Digg Recovers a Stolen Xbox. A guy in Philadelphia gets back from SXSW to find that his house has been burgled and his Xbox stolen. He gets a new Xbox and receives a message via Xbox Live asking for a ransom to get his old console back. The message comes from an actual valid gamertag. The guy calls the police, but they don’t care. So he blogs about it, publishing the offending gamertag, and the blog entry gets Dugg. Readers trace the gamertag and relentlessly harass the Xbox-napper till he gives up and returns the hardware.

Crazed Craigslisters Steal Everything a Guy Owns. Somebody posted a Craigslist ad saying that such-and-such a house had been abandoned and that everything in it was free for the taking. The ad was a hoax, but people actually turned up at the house in question, raided it and stripped it. Needless to say the actual owner was not best pleased when he got home.

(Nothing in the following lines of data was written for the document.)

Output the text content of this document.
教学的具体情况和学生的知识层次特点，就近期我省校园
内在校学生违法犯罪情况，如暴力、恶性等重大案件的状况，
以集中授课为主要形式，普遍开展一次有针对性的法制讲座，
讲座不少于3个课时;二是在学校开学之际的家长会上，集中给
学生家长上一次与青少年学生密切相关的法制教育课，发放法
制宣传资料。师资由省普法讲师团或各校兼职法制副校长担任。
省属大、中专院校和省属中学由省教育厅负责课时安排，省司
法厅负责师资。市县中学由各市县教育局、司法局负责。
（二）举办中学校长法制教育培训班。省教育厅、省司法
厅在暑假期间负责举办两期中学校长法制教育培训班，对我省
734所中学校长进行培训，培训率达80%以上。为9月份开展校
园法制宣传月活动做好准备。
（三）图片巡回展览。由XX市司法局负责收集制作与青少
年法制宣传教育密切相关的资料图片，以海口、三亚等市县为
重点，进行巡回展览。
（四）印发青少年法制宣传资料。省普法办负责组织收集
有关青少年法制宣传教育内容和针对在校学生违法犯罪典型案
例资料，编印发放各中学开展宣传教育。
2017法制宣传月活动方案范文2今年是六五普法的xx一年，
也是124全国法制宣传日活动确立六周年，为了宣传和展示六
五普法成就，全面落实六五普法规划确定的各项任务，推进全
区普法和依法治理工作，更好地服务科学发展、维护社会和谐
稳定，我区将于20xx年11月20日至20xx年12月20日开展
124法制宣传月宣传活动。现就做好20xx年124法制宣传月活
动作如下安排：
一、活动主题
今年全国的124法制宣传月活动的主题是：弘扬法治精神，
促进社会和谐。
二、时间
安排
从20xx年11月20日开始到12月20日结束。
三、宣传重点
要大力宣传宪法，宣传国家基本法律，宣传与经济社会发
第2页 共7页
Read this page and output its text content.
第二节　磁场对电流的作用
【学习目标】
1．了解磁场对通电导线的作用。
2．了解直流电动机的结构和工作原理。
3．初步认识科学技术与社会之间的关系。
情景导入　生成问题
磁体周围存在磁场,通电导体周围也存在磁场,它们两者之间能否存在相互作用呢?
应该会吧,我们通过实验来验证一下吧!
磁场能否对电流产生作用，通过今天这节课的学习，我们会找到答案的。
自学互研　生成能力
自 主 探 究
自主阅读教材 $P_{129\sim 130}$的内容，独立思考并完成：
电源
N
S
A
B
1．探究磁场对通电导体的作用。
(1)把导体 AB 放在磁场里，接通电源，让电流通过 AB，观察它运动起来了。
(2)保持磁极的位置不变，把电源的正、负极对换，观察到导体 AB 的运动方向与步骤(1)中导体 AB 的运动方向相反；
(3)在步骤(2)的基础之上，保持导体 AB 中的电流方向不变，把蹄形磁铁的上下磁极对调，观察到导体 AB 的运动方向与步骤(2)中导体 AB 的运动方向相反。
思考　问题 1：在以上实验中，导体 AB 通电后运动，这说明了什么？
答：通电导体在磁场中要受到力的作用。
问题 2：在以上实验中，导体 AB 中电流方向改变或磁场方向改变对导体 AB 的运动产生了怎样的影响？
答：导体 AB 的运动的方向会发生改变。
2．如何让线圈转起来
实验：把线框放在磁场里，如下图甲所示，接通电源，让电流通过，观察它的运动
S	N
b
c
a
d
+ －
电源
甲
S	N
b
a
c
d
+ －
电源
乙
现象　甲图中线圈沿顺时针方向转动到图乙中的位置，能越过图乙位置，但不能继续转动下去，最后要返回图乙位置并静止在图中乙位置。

There you go, two parables of the power of the Net to effect spontaneous collective action, for good and for ill. You almost wonder why this kind of thing doesn’t go on more often, and why people don’t push it further. People love to be cyber-vigilantes. What couldn’t you get them to do, with a sufficiently plausible come-on? And this kind of thing is only going to accelerate and get scarier once the mobile Net becomes more prevalent. Imagine you’re on the subway (or whatever), and the other people in the car get a message on their iPhones (or whatever) that you’re a known felon, or a racist, or a fan of masochistic sex. The mind boggles.

As usual, Larry Niven saw it all before the rest of it.